Taro has never brought the matter up.
I gather that when Yoko arrived in Karuizawa, she went straight to the Saegusa villa and up to its eastern attic room, where, after crying her eyes out and staring at the ceiling all night, she was so exhausted that, as the sun came up, she took a sleeping pill and consequently never noticed that Masayuki and I had come. She did the same thing the next night, and got snowed in, and caught a cold. All this time, she kept the electric heater on, which made the air in the room so dry that she might have been better off without it.
But why that attic room? Was it because it was where long ago Masayuki had come to say he was sorry for making her fall down and hurt herself? Did she feel that if she stayed in that room he might appear unexpectedly, the way he did then, like a little messenger sent down from the night sky? Or was it because she somehow wanted to go back to those early years when she was so often neglected and had to nurse her own loneliness—to those years when not even Taro had entered her life? In any case, as her fever soared, she slipped into a delirium. What she had wanted to tell Taro on the third night by calling New York, I don’t know. She may not have known herself—probably it came to her through the haze of fever that she didn’t want to end up dying if she could help it.
AND SO SHE went into the hospital with what at first was just a bad cold. It was as if the three of them had been granted a final, blissful reprieve. On the first night, Masayuki telephoned Natsue and arranged that no one from Seijo should visit. The story he gave her was that Yoko had gone to an antique store in Komoro on business, decided on the spur of the moment to spend the night in Karuizawa, and then got snowed in, catching a cold and running a fever. Since I fortunately happened to be visiting my family in Miyota, I was on hand to help out, and so nobody from Seijo needed to come. She would be back in Tokyo in a few days, but until then he would be grateful if Natsue could look after Miki, who was due back from her skiing trip the next day. The people in Seijo may have had some dim suspicion that something had happened between the couple, but no one dared ask. Natsue pretended to take everything he said at face value. “If Fumiko is there, that’s a big relief,” she said, and as far as Miki was concerned, “Of course I’ll look after her. You two take some time together for once and don’t worry about a thing.” She sounded good-natured. Had she known that Taro was there too, making a happy trio, she might not have been so accommodating.

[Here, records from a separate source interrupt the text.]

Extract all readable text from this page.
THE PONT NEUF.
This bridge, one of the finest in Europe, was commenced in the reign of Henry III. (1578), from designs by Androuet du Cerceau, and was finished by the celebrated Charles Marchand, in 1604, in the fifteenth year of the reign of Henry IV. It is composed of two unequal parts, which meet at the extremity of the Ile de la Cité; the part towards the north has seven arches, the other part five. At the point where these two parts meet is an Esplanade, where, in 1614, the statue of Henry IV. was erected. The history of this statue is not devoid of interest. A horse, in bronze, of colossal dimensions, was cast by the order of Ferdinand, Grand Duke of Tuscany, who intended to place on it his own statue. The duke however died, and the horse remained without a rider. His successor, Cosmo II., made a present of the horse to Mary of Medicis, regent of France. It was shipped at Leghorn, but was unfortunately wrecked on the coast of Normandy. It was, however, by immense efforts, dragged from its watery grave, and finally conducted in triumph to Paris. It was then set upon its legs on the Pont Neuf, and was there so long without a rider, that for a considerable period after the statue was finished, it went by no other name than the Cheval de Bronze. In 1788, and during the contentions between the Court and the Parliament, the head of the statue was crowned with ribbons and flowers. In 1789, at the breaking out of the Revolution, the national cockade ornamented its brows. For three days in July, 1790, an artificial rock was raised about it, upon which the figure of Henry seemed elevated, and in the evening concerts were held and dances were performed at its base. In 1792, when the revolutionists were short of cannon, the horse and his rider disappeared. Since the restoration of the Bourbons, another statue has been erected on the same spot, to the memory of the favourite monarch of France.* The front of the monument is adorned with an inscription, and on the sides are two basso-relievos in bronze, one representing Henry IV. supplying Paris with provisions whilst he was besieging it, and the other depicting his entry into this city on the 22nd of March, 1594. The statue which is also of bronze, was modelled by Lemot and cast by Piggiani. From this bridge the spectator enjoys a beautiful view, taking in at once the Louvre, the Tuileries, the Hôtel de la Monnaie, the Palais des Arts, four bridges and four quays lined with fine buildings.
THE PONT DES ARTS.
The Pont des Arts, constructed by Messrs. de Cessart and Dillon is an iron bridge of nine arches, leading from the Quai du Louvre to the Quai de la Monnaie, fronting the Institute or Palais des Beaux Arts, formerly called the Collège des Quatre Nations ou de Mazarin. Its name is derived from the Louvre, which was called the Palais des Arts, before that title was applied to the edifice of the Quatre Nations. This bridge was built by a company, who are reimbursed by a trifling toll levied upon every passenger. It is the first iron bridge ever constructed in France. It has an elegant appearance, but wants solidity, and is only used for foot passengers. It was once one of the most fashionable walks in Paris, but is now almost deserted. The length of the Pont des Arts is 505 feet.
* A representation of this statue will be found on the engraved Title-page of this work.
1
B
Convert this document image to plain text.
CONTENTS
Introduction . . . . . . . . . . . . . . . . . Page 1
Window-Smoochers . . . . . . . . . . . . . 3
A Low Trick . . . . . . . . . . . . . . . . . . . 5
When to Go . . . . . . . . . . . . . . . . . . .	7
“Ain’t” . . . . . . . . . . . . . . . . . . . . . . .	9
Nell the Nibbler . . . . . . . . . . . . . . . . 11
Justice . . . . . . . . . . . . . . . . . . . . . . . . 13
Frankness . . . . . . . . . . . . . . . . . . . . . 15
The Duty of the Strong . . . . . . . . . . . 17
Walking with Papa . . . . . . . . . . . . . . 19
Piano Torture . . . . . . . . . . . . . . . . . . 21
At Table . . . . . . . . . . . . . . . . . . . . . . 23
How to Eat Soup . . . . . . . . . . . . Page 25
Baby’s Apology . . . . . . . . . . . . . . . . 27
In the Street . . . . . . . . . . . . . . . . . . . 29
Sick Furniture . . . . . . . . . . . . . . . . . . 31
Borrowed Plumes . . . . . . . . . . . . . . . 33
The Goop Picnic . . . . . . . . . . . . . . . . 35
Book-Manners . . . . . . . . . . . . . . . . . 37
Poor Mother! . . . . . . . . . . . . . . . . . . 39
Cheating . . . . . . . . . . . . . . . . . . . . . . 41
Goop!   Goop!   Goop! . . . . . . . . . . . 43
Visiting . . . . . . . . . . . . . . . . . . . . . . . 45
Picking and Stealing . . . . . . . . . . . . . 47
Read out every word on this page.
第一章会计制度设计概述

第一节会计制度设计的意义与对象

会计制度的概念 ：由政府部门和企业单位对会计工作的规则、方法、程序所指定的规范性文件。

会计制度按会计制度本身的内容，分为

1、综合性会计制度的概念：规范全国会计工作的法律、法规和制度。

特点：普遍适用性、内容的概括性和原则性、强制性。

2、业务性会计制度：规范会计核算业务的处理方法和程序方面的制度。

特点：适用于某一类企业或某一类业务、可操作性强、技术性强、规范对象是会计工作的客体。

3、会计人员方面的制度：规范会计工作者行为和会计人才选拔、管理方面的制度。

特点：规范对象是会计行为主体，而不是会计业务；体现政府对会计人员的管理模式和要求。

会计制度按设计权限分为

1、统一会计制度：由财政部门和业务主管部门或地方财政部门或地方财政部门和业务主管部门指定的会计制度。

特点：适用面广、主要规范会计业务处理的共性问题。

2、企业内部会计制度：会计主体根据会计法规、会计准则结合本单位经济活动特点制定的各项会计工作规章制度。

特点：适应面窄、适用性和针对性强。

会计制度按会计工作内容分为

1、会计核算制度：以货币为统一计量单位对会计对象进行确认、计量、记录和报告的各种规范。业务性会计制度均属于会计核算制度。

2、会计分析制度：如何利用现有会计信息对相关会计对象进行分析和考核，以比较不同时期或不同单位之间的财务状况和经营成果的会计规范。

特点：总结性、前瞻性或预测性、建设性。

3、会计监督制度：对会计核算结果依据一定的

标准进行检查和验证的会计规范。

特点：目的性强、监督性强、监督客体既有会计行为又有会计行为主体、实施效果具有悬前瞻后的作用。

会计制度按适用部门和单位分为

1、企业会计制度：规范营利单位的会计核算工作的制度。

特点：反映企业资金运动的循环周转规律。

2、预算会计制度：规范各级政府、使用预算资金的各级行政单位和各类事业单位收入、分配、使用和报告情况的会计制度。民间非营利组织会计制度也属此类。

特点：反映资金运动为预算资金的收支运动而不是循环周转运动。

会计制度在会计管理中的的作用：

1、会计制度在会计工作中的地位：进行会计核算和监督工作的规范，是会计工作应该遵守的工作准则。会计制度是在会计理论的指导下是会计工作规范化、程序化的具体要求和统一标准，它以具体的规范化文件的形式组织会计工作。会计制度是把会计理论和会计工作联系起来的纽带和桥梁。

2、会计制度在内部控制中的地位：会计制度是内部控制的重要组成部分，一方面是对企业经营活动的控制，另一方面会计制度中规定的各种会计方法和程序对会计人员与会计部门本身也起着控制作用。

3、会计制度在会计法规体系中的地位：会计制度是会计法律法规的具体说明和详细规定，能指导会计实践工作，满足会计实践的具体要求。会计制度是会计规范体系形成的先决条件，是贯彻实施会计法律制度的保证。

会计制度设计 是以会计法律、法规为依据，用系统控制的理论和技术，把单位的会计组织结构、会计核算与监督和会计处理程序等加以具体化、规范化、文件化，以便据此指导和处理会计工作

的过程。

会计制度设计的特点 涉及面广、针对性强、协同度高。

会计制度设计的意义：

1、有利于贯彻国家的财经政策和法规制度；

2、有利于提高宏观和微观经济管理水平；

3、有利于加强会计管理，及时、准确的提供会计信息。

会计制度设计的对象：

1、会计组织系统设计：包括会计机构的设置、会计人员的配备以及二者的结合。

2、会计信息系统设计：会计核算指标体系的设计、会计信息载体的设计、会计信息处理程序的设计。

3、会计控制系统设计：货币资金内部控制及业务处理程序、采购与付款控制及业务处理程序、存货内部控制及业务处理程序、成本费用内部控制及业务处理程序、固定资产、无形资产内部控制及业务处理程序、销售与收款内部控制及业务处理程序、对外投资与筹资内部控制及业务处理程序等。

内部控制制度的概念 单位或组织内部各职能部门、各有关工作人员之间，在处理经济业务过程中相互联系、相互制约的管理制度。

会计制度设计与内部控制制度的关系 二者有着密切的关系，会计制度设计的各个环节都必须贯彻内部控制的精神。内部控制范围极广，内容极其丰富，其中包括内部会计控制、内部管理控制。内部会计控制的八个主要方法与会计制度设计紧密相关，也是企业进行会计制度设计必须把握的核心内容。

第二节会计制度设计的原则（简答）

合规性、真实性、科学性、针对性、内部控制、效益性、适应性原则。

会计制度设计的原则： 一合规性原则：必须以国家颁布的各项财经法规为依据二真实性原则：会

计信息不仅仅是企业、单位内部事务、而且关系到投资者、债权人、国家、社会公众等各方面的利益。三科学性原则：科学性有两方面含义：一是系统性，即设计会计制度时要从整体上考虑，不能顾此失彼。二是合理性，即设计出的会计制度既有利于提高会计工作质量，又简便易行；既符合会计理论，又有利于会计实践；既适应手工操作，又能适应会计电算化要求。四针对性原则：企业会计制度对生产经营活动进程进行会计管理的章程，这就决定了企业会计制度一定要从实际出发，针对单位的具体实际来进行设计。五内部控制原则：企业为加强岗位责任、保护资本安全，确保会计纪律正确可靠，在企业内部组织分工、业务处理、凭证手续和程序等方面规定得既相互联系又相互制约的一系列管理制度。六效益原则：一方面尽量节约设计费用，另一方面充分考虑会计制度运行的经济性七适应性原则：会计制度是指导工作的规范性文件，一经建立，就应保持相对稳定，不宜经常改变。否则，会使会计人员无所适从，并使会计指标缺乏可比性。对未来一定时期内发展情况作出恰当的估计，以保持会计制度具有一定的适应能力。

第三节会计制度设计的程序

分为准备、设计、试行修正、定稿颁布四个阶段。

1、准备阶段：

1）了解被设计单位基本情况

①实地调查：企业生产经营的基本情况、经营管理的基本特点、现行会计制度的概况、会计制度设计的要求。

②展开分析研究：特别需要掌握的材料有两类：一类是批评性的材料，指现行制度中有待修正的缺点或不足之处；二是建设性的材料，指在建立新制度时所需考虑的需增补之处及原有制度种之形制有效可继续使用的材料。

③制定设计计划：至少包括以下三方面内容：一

Yoko had a private room on the northwest corner, with a view of Mount Asama. Masayuki and Taro came and went by turns. I worked out in advance the times they could come to see her, to prevent them running into each other. When it was Taro’s turn, he and I would show up together. No one would ever have taken us for a married couple, but at least he was accompanied by a woman, which helped camouflage the strangeness of having two men pay constant sick calls alternately on the same woman. The time of year meant that the university was on vacation and the office was closed, so Masayuki had nothing better to do than come to see her. Some of the nurses looked star-struck at the alternating appearances of these two dashing men. I personally found it a bit ludicrous that two busy grown-ups should spend all their time taking turns coming to see her in the hospital, getting nothing else done—even granting it was New Year’s vacation. I never thought that this would be the end.